Solution: AI-Enhanced Development
Instead of slogging through manual trial-and-error, we introduced AI development agents directly into our IDEs (like IntelliJ IDEA or VS Code) using tools such as:
- GitHub Copilot
- Watson Code Assistant
- ChatGPT + JavaParser tooling
These AI agents helped:
- Detect missing dependencies
- Suggest fixes for Gradle configurations
- Identify required versions for external libraries
Automatically generate and refactor Gradle scripts
Real-World Use Case: Upgrading a Legacy Java Application
Let's walk through an actual upgrade issue encountered during the Java 17 migration.
> Task :XYZ:compileJava FAILED
/qa/sample/testbase/AbstractSystemTest.java:91: error: cannot access ProjectTestCase
import com.sample.util.junit.ProjectTestCase; ^
class file for com.sample.util.junit.ProjectTestCase not found
Root Cause:
- ProjectTestCase.class exists in ABC/src/test/java.

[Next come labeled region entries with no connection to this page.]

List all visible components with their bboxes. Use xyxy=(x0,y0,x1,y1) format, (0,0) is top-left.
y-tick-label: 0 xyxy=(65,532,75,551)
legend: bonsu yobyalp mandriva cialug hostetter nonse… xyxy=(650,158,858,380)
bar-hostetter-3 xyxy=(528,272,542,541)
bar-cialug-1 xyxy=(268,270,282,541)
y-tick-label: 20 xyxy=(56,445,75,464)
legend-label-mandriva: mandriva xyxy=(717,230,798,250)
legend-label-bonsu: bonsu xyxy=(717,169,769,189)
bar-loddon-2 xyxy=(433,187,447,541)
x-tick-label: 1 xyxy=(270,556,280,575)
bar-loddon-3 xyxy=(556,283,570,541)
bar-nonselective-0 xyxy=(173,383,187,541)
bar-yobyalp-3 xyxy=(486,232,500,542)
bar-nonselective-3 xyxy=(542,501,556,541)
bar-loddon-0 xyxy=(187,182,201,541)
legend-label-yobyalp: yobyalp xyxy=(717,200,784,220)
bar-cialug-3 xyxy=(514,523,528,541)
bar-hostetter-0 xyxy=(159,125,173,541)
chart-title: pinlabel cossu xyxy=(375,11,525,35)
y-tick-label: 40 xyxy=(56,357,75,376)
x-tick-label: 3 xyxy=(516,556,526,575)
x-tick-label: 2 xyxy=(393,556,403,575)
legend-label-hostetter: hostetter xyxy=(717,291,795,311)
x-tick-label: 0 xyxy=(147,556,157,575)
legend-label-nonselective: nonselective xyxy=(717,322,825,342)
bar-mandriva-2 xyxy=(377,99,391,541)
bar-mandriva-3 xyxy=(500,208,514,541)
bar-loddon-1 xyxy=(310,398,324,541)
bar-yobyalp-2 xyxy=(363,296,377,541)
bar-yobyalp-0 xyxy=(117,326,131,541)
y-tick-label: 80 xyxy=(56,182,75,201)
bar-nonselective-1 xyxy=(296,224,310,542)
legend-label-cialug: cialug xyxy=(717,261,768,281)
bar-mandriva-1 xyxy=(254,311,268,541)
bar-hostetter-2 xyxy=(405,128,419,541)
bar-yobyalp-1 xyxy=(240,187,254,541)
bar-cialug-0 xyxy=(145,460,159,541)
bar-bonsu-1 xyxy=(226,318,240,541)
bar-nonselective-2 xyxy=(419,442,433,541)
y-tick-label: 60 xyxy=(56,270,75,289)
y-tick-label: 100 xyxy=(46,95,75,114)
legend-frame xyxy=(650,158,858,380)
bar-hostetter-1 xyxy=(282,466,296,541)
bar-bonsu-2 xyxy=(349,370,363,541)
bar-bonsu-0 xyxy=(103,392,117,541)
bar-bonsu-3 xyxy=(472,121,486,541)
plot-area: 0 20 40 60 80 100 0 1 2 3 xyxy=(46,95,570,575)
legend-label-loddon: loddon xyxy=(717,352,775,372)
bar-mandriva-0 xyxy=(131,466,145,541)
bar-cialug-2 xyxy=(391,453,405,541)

- It is being used in XYZ/src/main/java.
- Java 17 + Gradle 8.13 doesn't allow implicit access to test classes.
Fix (with AI Guidance):
We updated XYZ/build.gradle:
implementation project(path: ':ABC', configuration: 'testArtifacts')
And added this to ABC/build.gradle:
configurations {
testArtifacts.extendsFrom testRuntimeOnly
}
artifacts {
testArtifacts tasks.named('testJar')
}
if (!tasks.findByName('testJar')) {
tasks.register('testJar', Jar) {
archiveClassifier.set('test')
from sourceSets.test.output
}
}
This explicitly exposes ABC's test classes as a testJar artifact and allows other modules to depend on them cleanly.
How AI Helped
Instead of troubleshooting Gradle internals manually, we leveraged AI for:
- Instant Gradle script generation
- Dependency visibility analysis
- JavaParser integration for automated dependency detection
- Accurate version suggestions for open-source libraries
Automating Dependency Discovery
In large multi-module projects, one of the main challenges is determining which module depends on which, especially when imports reference other modules' src/test/java directories.
We created a custom AI-assisted Dependency Analyzer tool that:
- Parses import statements across modules
- Detects missing project dependencies
- Classifies them as implementation, testImplementation, or testArtifacts
- Avoids introducing circular dependencies
- Updates build.gradle files automatically
This drastically reduced manual effort and build failures.